Ils se serrèrent encore. Shevek se tourna sur le ventre et s’endormit en deux minutes. Bedap tenta de rester conscient, mais glissa dans la chaleur, plus profondément encore, dans la vulnérabilité, la confiance du sommeil, et s’endormit à son tour. Durant la nuit, l’un d’eux cria à haute voix, en rêvant. L’autre tendit le bras dans son sommeil, murmurant quelques mots de réconfort, et le poids de ce contact inconscient et chaud surmonta la terreur.

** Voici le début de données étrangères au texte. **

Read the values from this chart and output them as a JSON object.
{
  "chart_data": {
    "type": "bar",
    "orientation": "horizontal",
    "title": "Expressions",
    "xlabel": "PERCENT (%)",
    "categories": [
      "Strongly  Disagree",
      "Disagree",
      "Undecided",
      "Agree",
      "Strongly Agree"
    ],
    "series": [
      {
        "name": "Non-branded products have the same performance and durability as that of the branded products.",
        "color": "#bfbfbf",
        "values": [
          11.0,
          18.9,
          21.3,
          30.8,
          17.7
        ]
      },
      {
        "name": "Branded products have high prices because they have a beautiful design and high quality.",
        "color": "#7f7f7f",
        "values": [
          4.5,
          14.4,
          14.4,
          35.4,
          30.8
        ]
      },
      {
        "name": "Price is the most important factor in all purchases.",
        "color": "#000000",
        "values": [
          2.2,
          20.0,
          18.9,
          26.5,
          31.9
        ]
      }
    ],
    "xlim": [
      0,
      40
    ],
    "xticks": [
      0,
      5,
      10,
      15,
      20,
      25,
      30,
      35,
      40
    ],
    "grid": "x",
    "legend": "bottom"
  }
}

Ils se rencontrèrent à nouveau le lendemain soir et discutèrent pour savoir s’ils allaient vivre ensemble pendant quelque temps, comme ils l’avaient déjà fait lorsqu’ils étaient adolescents. Ils devaient en discuter, car Shevek était très nettement hétérosexuel et Bedap très nettement homosexuel ; le plaisir de cette alliance serait surtout du côté de Bedap. Cependant, Shevek était très désireux de confirmer leur ancienne amitié ; et quand il vit que l’élément sexuel de cette amitié signifiait beaucoup pour Bedap et devait être, pour lui, véritablement consommé, il prit alors l’initiative et s’assura avec une tendresse et une obstination considérables que Bedap passerait à nouveau la nuit avec lui. Ils prirent une chambre particulière dans un domicile du centre ville et y vécurent tous les deux pendant près d’une décade ; puis ils se séparèrent à nouveau, Bedap rejoignit son dortoir et Shevek la Chambre 46. Aucun d’eux n’avait un puissant désir sexuel de faire durer cette union. Ils avaient simplement réaffirmé leur confiance mutuelle.